Das Recht der Arbeitnehmerüberlassung, kodifiziert im AÜG, ist komplex und hoch reguliert. Zu der gesetzlich vorgesehenen Möglichkeit, vom Gleichstellungsgrundsatz durch Tarifverträge abzuweichen, hat sich der EuGH am 15.12.2022 auf eine Vorlage des BAG befassen müssen und Vorgaben gemacht, die von den deutschen Arbeitsgerichten umzusetzen sind. Der Beitrag beleuchtet die aktuelle Entscheidung und deren praktische Auswirkungen. 

I. Einleitung

Das AÜG hat durch das „Gesetz zur Änderung des Arbeitnehmerüberlassungsgesetzes und anderer Gesetze“ vom 21.02.2017 (BGBl. I 2017, 258) mit Wirkung zum 01.04.2017 erhebliche und für die Praxis bedeutsame Änderungen erfahren. Der Gesetzgeber führte (wieder) eine Überlassungshöchstdauer von grundsätzlich 18 Monaten ein, von der durch Tarifverträge der Einsatzbranche abgewichen werden kann (§ 1 Abs. 1 S. 4, Abs. 1b AÜG). Darüber hinaus gilt ab dem vollendeten neunten Einsatzmonat bei einem Entleiher grundsätzlich zwingend equal pay (§ 8 Abs. 4 AÜG). Der sog. Fallschirmlösung begegnet der Gesetzgeber mit einer Offenlegungs- und Konkretisierungspflicht (§ 1 Abs. 1 S. 5, 6 AÜG). Zudem kann der Zeitarbeitnehmer die Fiktion eines Arbeitsverhältnisses zum Entleiher, insbesondere bei einer illegalen Arbeitnehmerüberlassung, durch eine Festhaltenserklärung rückgängig machen (§ 9 Abs. 1, § 10 Abs. 1 AÜG). Ziel der Reform des AÜG war es, "die Leiharbeit auf ihre Kernfunktion hin zu orientieren und den Missbrauch von Werkvertragsgestaltungen zu verhindern".

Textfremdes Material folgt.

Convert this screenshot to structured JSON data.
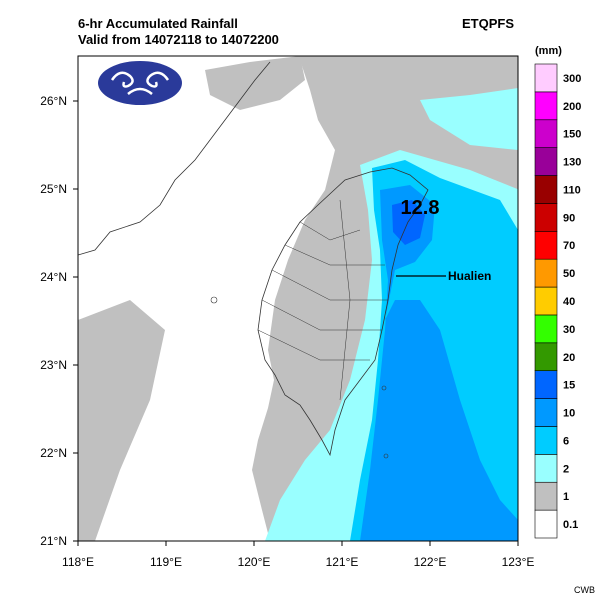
{
  "title_line1": "6-hr Accumulated Rainfall",
  "title_line2": "Valid from 14072118 to 14072200",
  "model_name": "ETQPFS",
  "credit": "CWB",
  "map": {
    "lon_labels": [
      "118°E",
      "119°E",
      "120°E",
      "121°E",
      "122°E",
      "123°E"
    ],
    "lat_labels": [
      "21°N",
      "22°N",
      "23°N",
      "24°N",
      "25°N",
      "26°N"
    ],
    "max_value_label": "12.8",
    "place_label": "Hualien",
    "logo": "cwb-logo-icon"
  },
  "colorbar": {
    "unit": "(mm)",
    "bins": [
      {
        "label": "0.1",
        "color": "#ffffff"
      },
      {
        "label": "1",
        "color": "#c0c0c0"
      },
      {
        "label": "2",
        "color": "#99ffff"
      },
      {
        "label": "6",
        "color": "#00ccff"
      },
      {
        "label": "10",
        "color": "#0099ff"
      },
      {
        "label": "15",
        "color": "#0066ff"
      },
      {
        "label": "20",
        "color": "#339900"
      },
      {
        "label": "30",
        "color": "#33ff00"
      },
      {
        "label": "40",
        "color": "#ffcc00"
      },
      {
        "label": "50",
        "color": "#ff9900"
      },
      {
        "label": "70",
        "color": "#ff0000"
      },
      {
        "label": "90",
        "color": "#cc0000"
      },
      {
        "label": "110",
        "color": "#990000"
      },
      {
        "label": "130",
        "color": "#990099"
      },
      {
        "label": "150",
        "color": "#cc00cc"
      },
      {
        "label": "200",
        "color": "#ff00ff"
      },
      {
        "label": "300",
        "color": "#ffccff"
      }
    ]
  }
}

Mit Blick auf eine Vorlage des BAG (Beschl. v. 16.12.2020 – 5 AZR 143/19 (A); vgl. dazu: Bissels/Falter, DB 2021, 2223) hat sich inzwischen der EuGH zu den europarechtlichen Anforderungen aus der Richtlinie 2008/104/EG des Europäischen Parlaments und des Rates vom 19.11.2008 über Leiharbeit (sog. Leiharbeitsrichtlinie, nachfolgend kurz auch: „RL“ genannt) geäußert, die zu beachten sind, wenn und soweit der Gleichstellungsgrundsatz durch einen Tarifvertrag abbedungen werden soll. Das Urteil des EuGH vom 15.12.2022 (Az. C- 311/21) kann für die bisherige Praxis, durch die Tarifwerke der Zeitarbeit (BAP/DGB und iGZ/DGB) von der gesetzlichen Gleichstellungspflicht abzuweichen, erhebliche Auswirkungen haben.

II. Allgemeines

Als gesetzlicher Grundfall wird angeordnet, dass der an einen Entleiher überlassene Arbeitnehmer ab dem ersten Tag des Einsatzes einen Anspruch auf die Gewährung der wesentlichen Arbeitsbedingungen (einschließlich des Entgelts) hat, die einem vergleichbaren Stammbeschäftigten des Entleihers im Betrieb gewährt werden (§ 8 Abs. 1 S. 1 AÜG). Davon kann durch Tarifvertrag oder eine Bezugnahme darauf abgewichen werden (§ 8 Abs. 2 S. 1, 3 AÜG). In der Praxis stellt diese Ausnahme die Regel dar. Für die Abbedingung vom Gleichstellungsgrundsatz hinsichtlich des Entgelts hat der Gesetzgeber mit Wirkung zum 01.04.2017 die Gestaltungsmöglichkeiten eingeschränkt: diese ist nur noch für die ersten neun Monate einer Überlassung des Zeitarbeitnehmers an einen Entleiher möglich (§ 8 Abs. 4 S. 1 AÜG), es sei denn, es findet ein sog. Branchenzuschlagstarifvertrag Anwendung, der die Anforderungen i.S.v. § 8 Abs. 4 S. 2 AÜG erfüllt.

III. Vorlage an den EuGH

Dass die gesetzlichen Bestimmungen und die darauf fußenden Tarifverträge, insbesondere die Tarifwerke der Zeitarbeit (BAP/DGB und iGZ/DGB), mit den europarechtlichen Vorgaben in Einklang stehen, wurde und wird in Abrede gestellt (vgl. Däubler, Überlegungen zu einer Klage auf Entgeltnachzahlung für Leiharbeitnehmer vom 28.05.2017, abrufbar unter: https://www.labournet.de/ wp-content/ uploads/2018/04/daeubler 280517.pdf). Sollte dies der Fall sein, wären – analog zur CGZP – zumindest Szenarien denkbar, die auf eine (mehr oder weniger flächendeckende) Gleichstellung von Zeitarbeitnehmern (u.a. hinsichtlich des Entgelts und darauf noch abzuführender Sozialversicherungsbeiträge) hinauslaufen würden.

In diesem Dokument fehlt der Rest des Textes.